Its first single didn’t sound much like the band fans had gotten used to, though. The group had previously been defined by its unwieldy song lengths and indulgent instrumentation (Frances the Mute is only five tracks, only one of which is shorter than ten minutes; its final song, “Cassandra Gemini,” runs more than half an hour). “Blacklight Shine” clocks in at a tidy two minutes and 56 seconds. The next single, “Graveyard Love,” is similarly compact, at just over three minutes. I sent the third single, “Vigil,” a hook-laden ballad, to my friend Cindy, who had been the biggest Mars Volta fan I’d ever known. “They practically sound like Maroon Five at this point,” she exclaimed. 

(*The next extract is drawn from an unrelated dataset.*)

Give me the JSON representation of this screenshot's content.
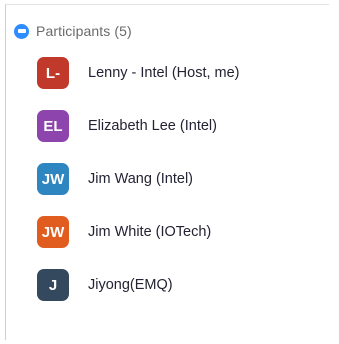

She wasn’t the only one who was confused by the new direction. The band had disappeared for a decade, and Rodríguez-López and Bixler-Zavala had recorded music together under a handful of band names—so why come back with a completely new sound and call it the Mars Volta? On some forums, fans accused the duo of chasing trends, which seems unlikely; the songs may be shorter and more hook-centric, but they don’t exactly sound like Harry Styles or Post Malone. More likely, they’ve learned that projects with names such as Antemasque or the Omar Rodríguez-López Group don’t interest their fans as much as music they release as the Mars Volta. 

In the small handful of interviews the band has done to promote the album and current tour, Bixler-Zavala has addressed the new direction. “It’s safe to say we’ve made a pop album,” he told NME. “It’s there in the name, Volta. It’s almost like a warning to people: don’t get too comfortable with your favorite era because by the time you like it, we’re already moving on.” 

Based on the set list in Dallas, the live version of the band hasn’t moved on quite as much as the one that turned up in the studio, which seems a fair compromise. “The Mars Volta” belongs to Rodríguez-López and Bixler-Zavala, and they can do whatever they want with it—but for fans to pay big bucks for concert tickets, they ought to give them what they think of when they think of the band. Of the fifteen songs they played on their first night in Dallas, only two came from the new album. Sandwiched between songs from the group’s classic era, though, they sounded like they fit right in. Rock and roll might not be the chart-topping sound anymore, but the Mars Volta still matters.